What is the deadline for breach notification under HITECH?

You must notify affected individuals without unreasonable delay and in no case later than 60 calendar days after discovering a breach. The same 60-day outer limit generally applies to media notices (when required) and to notifying the Department of Health and Human Services Secretary for breaches affecting 500 or more individuals.

How must covered entities notify affected individuals?

Provide written notice in plain language by first-class mail to the last known address, or by email if the individual agreed to electronic notice. If contact information is insufficient or out-of-date, use appropriate Substitute Notice methods; for 10 or more such individuals, post a conspicuous website notice or notify major media and maintain a toll-free number for at least 90 days.

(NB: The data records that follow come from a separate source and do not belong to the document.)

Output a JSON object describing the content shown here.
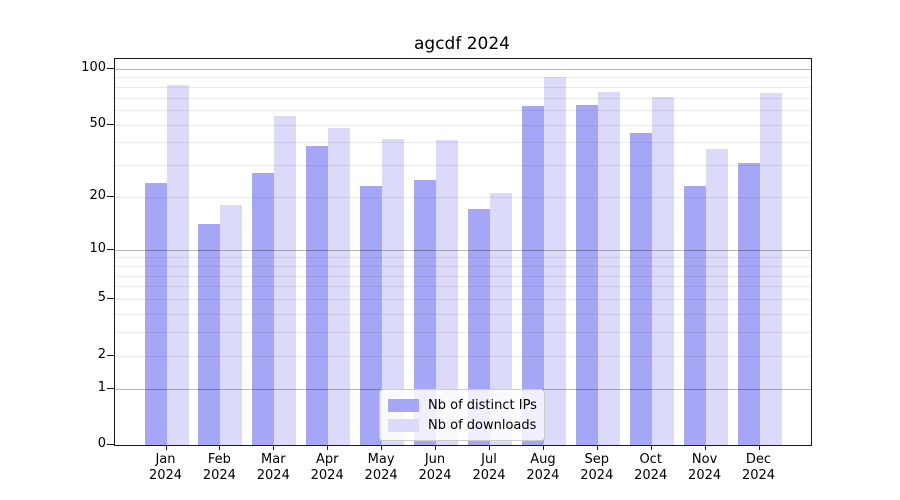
{
  "chart_data": {
    "type": "bar",
    "title": "agcdf 2024",
    "categories": [
      "Jan 2024",
      "Feb 2024",
      "Mar 2024",
      "Apr 2024",
      "May 2024",
      "Jun 2024",
      "Jul 2024",
      "Aug 2024",
      "Sep 2024",
      "Oct 2024",
      "Nov 2024",
      "Dec 2024"
    ],
    "series": [
      {
        "name": "Nb of distinct IPs",
        "color": "#a6a6f6",
        "values": [
          24,
          14,
          27,
          38,
          23,
          25,
          17,
          63,
          64,
          45,
          23,
          31
        ]
      },
      {
        "name": "Nb of downloads",
        "color": "#dbdbf9",
        "values": [
          82,
          18,
          56,
          48,
          42,
          41,
          21,
          90,
          75,
          71,
          37,
          74
        ]
      }
    ],
    "yscale": "log1p",
    "y_ticks": [
      100,
      50,
      20,
      10,
      5,
      2,
      1,
      0
    ],
    "ylim": [
      0,
      113
    ],
    "grid": "both",
    "legend_position": "lower center",
    "xlabel": "",
    "ylabel": ""
  }
}
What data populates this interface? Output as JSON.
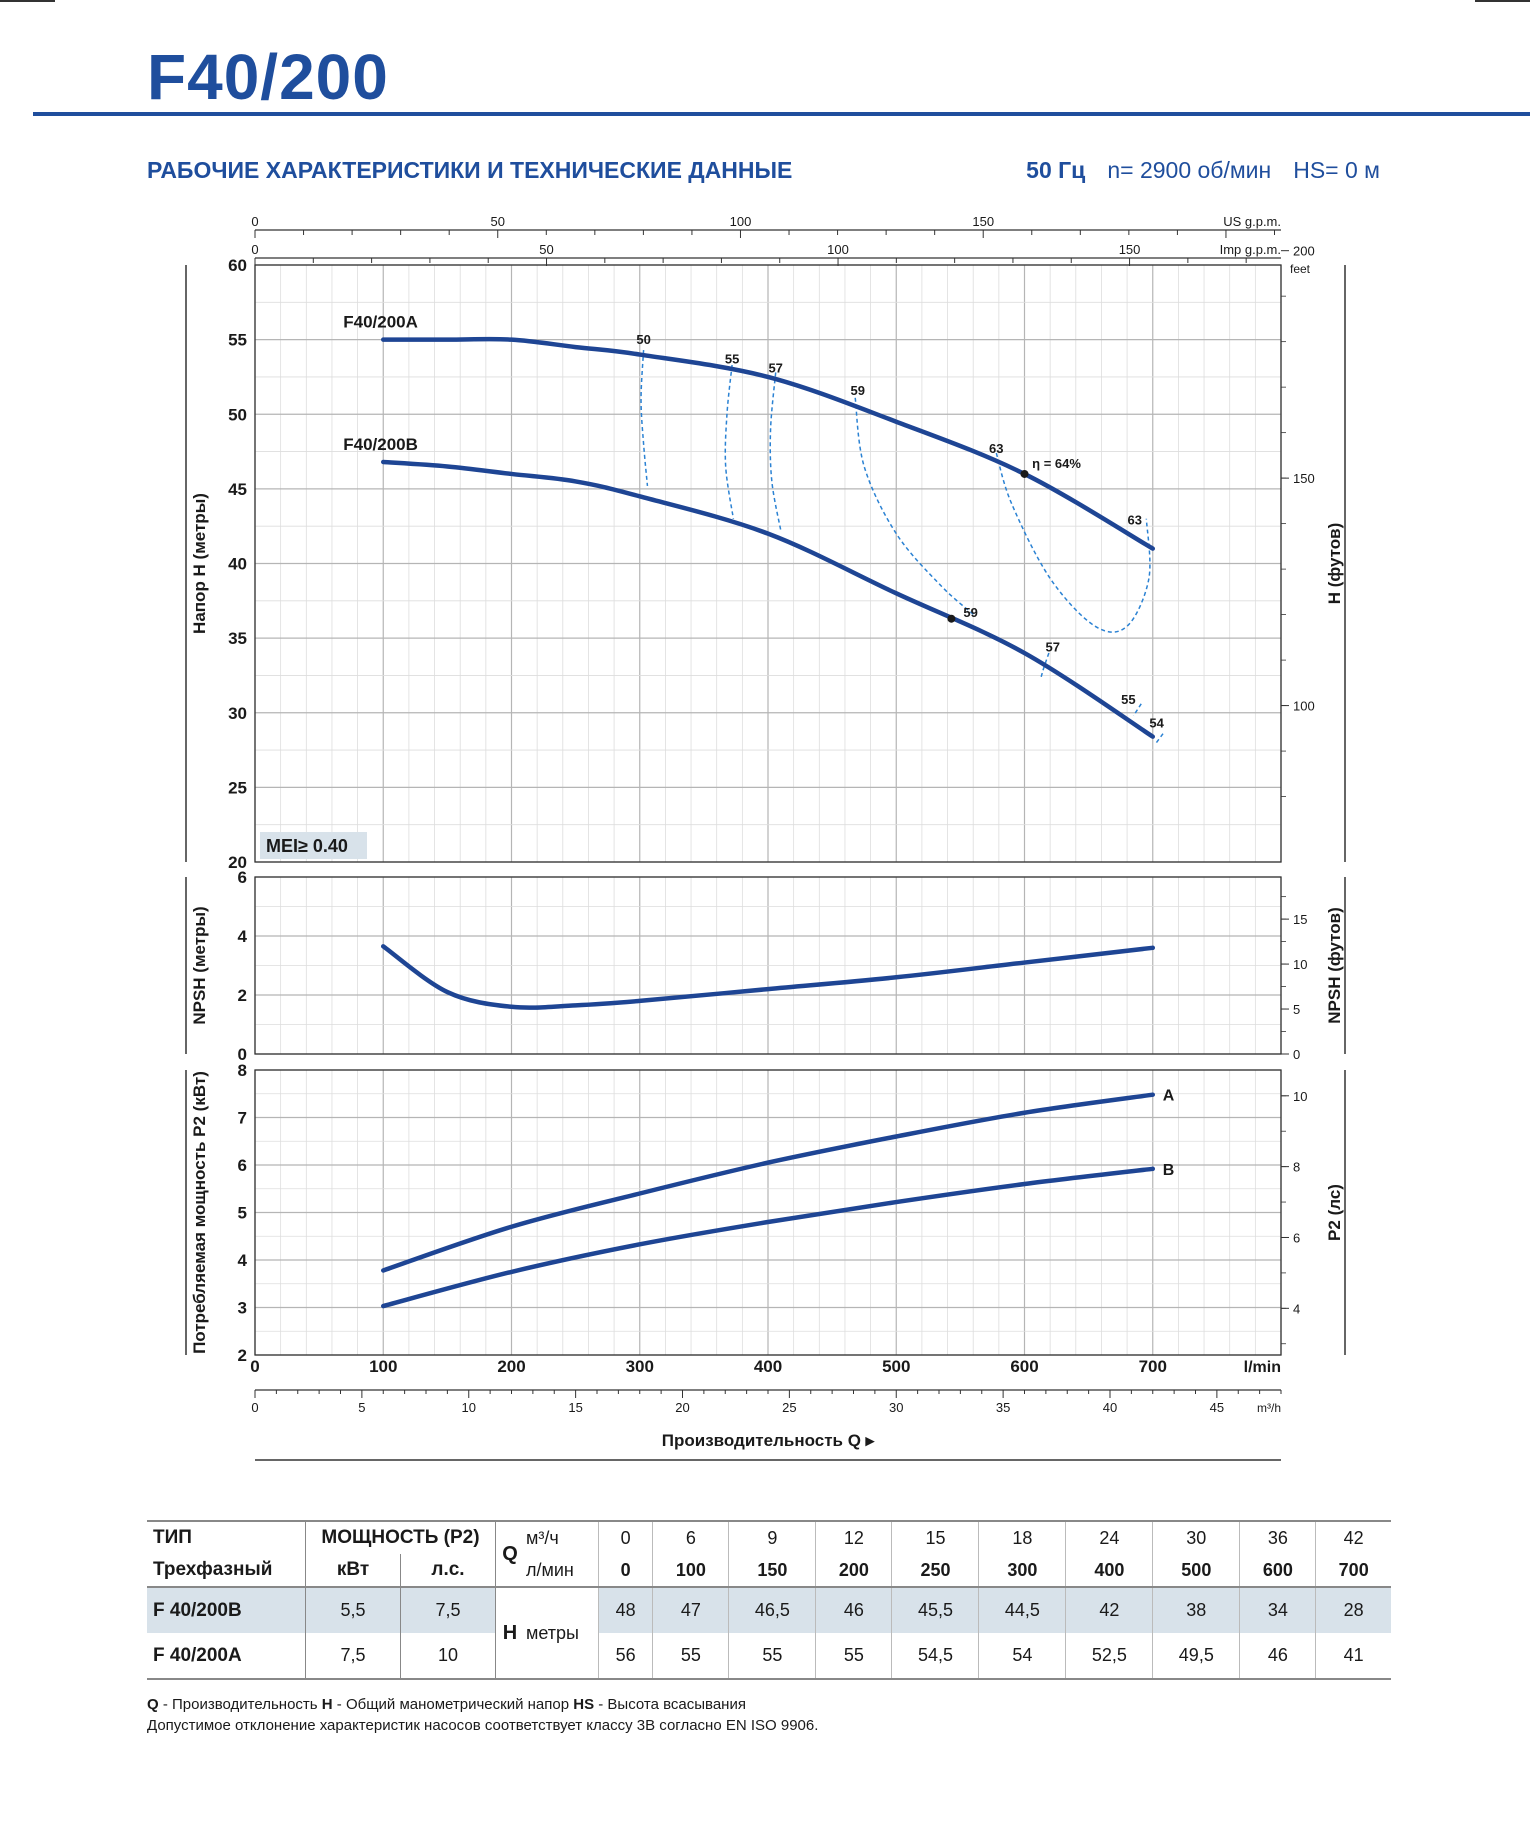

When is media notification required?

Notify prominent media outlets when a breach involves more than 500 residents of a single state or jurisdiction. This media notice must occur without unreasonable delay and no later than 60 days after discovery and does not replace individual notices.

What are the penalties for failing to comply with breach notification requirements?

OCR can impose tiered civil monetary penalties per violation with annual caps, and may require corrective action plans. Serious cases may trigger criminal prosecution for wrongful uses or disclosures of PHI, with fines and potential imprisonment, especially when done under false pretenses or for personal gain.